Il film
irato da Penn
nel 1970 Piccolo Grande Uomo è un western inconsueto, non
soltanto per il netto schierarsi dalla parte degli indiani, ma anche
per il taglio ironico dato alla storia, ironia che in alcuni momenti
del film sale fino a diventare satira.
L'intento del regista
è smitizzare il west e raccontare gli indiani nella loro normalità
quotidiana (gli amori, le gelosie, persino l'omosessualità, vista
con molta più rispetto che da noi) e soprattutto raccontare la loro
tragedia.
Quest'ultimo
intento nel libro appare meno conclamato ma viene raccontato
semplicemente attraverso i puri e semplici fatti storici.
Impegnato nell'impresa
di ricucire le avventure picaresche racchiuse in un tomo di 550
pagine, Penn opera tagliando la parte centrale del romanzo, quella
della vita cittadina di Crabb, decisamente noiosa, ed inventando
alcune sequenze che hanno reso memorabile il film.
Il lungo rapporto di
Crabb con il pistolero Hickock viene ridotto ad un paio di efficaci,
significativi episodi, e largo spazio viene dato al rapporto tra
Little big Man e Old Lodge Skins (nel film tradotto come Cotenna
di Bisonte nel libro come Pellevecchia), l'uomo che lo ha
allevato.

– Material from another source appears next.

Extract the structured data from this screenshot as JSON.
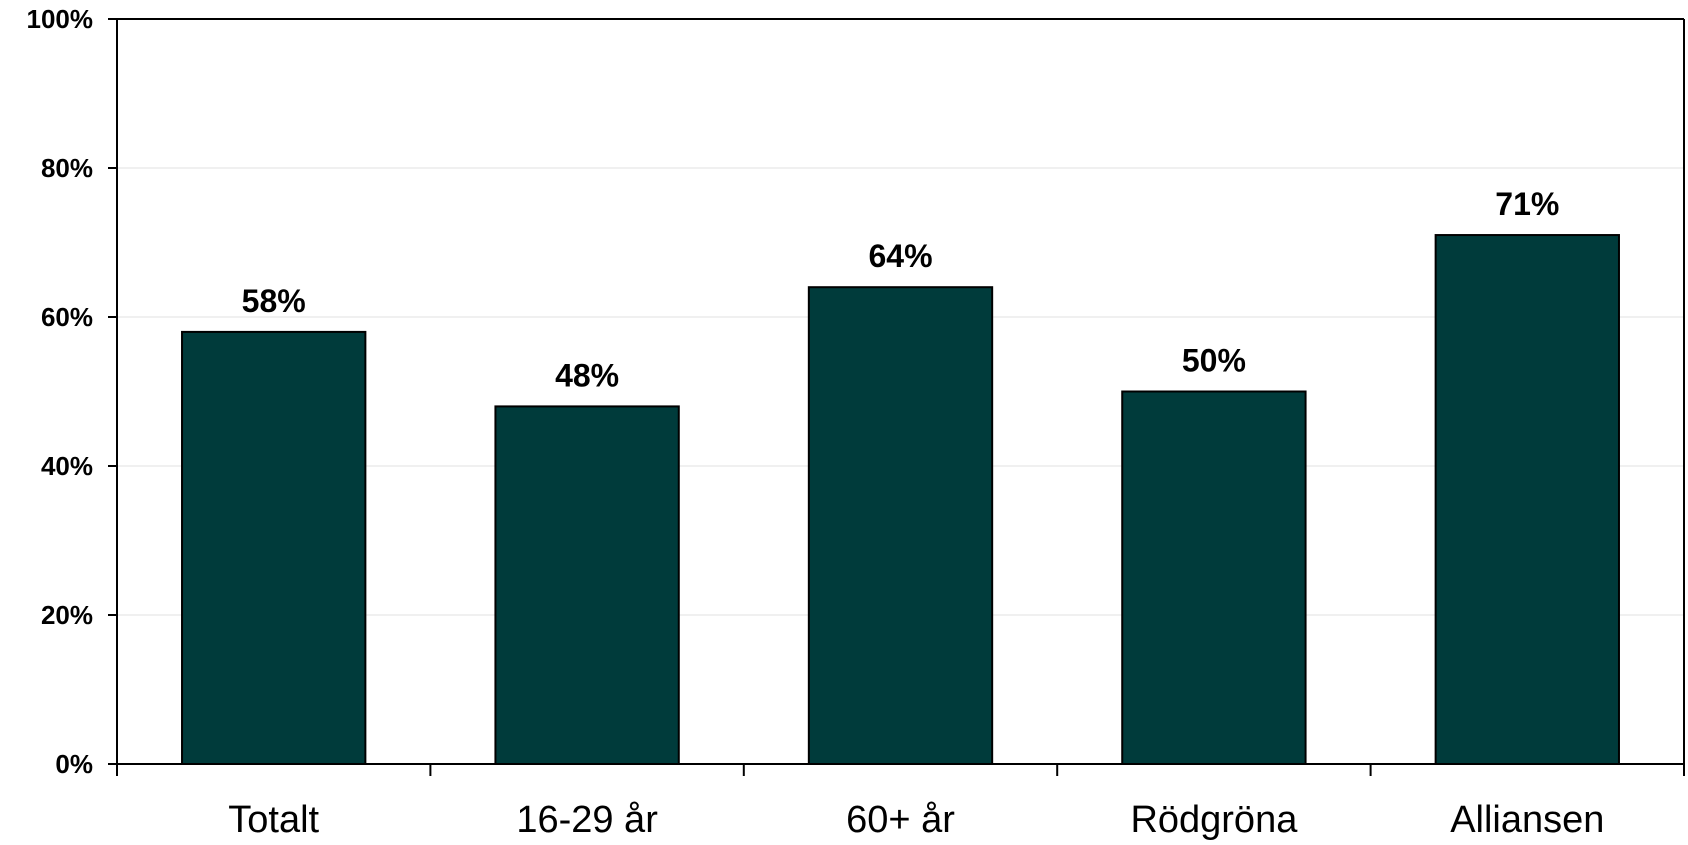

Nella tragedia del Washita, il duetto tra il vecchio
guerriero che si mette a fumare tranquillamente il calumet ed il
figlio adottivo che lo vuole salvare è una delle cose migliori del
film (e nel libro è ancora più efficace), grazie anche
all'interpretazione di Chief Dan George (finalmente un indiano a
recitare una parte da protagonista da indiano).
Il personaggio del
vecchio capo è la figura più riuscita dell'opera di Berger e del
film di Penn. Saggio ed ingenuo, "nonno" affettuoso ma anche
coraggioso guerriero. Il vecchio, perdendo la vista acquista una
maggiore consapevolezza di ciò che gli è intorno acquisendo una
sorta di seconda vista (nel libro, oramai cieco, abbatte a fucilate
un soldato che si è sporto nel suo tipi durante la strage del
Washita)
Inventata di sana
pianta ed inserita probabilmente come raccordo tra le varie
esperienze di Crabb, è la vicenda del personaggio interpretato da
Martin Balsam, commerciante cialtrone già monco ed orbo che ad ogni
affare andato male perde un altro pezzo della propria anatomia.
Francamente superfluo.
Nella seconda parte il
film ha il suo punto debole nei forzati e ripetuti incontri di
Little Big Man con Custer.
Inoltre, il generale è
disegnato in maniera caricaturale: pazzo ed esaltato, vestito come
un buffone da rodeo, innesca con il protagonista un improbabile
duello verbale a pochi attimi dalla battaglia del Little Big Horn.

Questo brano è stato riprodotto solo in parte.